(Cite as: 219 Or.App. 420, 183 P.3d 205)
Court of Appeals of Oregon.
In the Matter of R.T.R., Jr., a Minor Child.
STATE ex rel. DEPARTMENT OF HUMAN SERVICES, Respondent,
v.
T.D.H., Appellant.
05579J; A137242.

Argued and Submitted on March 24, 2008.
Decided April 16, 2008.

**206 Scott W. Lee filed the brief for appellant.

Justice J. Rillera, Assistant Attorney General, argued the cause for respondent. With her on the brief were Hardy Myers, Attorney General, and Mary H. Williams, Solicitor General.

Before WOLLHEIM, Presiding Judge, and BREWER, Chief Judge, and RIGGS, Senior Judge.

PER CURIAM.

[1] *421 Mother, a member of the Cherokee Nation of Tahlequah, Oklahoma, appeals a judgment terminating her parental rights to her child R. Mother argues that the state failed to prove beyond a reasonable doubt that her parental rights should be terminated. ORS 419B.521(4); 25 USC § 1912. FN1 We write only to address mother's argument that the trial court erred in finding “that [m]other's consumption of methamphetamine during pregnancy was a basis for the termination of [m]other's parental rights.”

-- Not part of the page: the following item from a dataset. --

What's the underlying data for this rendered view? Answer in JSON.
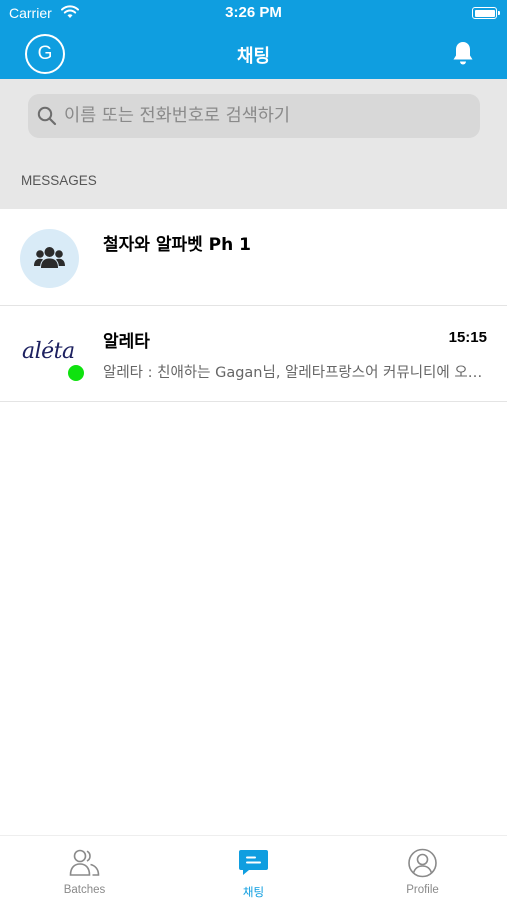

FN1. Because mother and R are members of the Cherokee Nation, the state's burden of proof is governed by the Indian Child Welfare Act, 25 USC §§ 1901 to 1963.

[2][3] In its petition to terminate mother's parental rights, the state alleged, among other things, that mother was unfit to parent R by reason of “[c]onduct toward a child, of a cruel or abusive nature by consumption of methamphetamine during pregnancy.” The trial court found that the state had proved that allegation beyond a reasonable doubt. On appeal, mother argues that “there was no presentation of any evidence that [her] prenatal use was seriously detrimental to R[,]” and the state concedes that the record does not support termination on the ground that mother used methamphetamine during her pregnancy. We agree with the state's concession. The fact that a mother engaged in drug use during pregnancy, standing alone, is not a sufficient basis for termination of parental rights. State ex rel Dept. of Human Services v. Simmons, 342 Or. 76, 96, 149 P.3d 1124 (2006) (“[A] parent's fitness must be measured at the time of the parental rights termination trial.”) (emphasis in original); cf. State ex rel Dept. of Human Services v. L. S., 211 Or.App. 221, 240-41, 154 P.3d 148 (2007) (although drug use during pregnancy exposed child to risk of harm, evidence was insufficient to demonstrate that mother was unfit at the time of trial).

Nevertheless, the trial court's finding that mother used methamphetamine during her pregnancy was only one of the bases on which it terminated mother's parental rights. The trial court found that mother had engaged in other conduct and suffered from other conditions that were seriously *422 detrimental to R and were unlikely to change, thereby making it improbable that R could be integrated into mother's home within a reasonable time. A discussion of the facts and legal issues relevant to those additional**207 and independent bases for termination and mother's other assignments of error would not benefit the bench, bar, or public, and we therefore affirm the trial court judgment without further discussion.

Affirmed.

Or.App.,2008.
State ex rel. Dept. of Human Services v. T.D.H.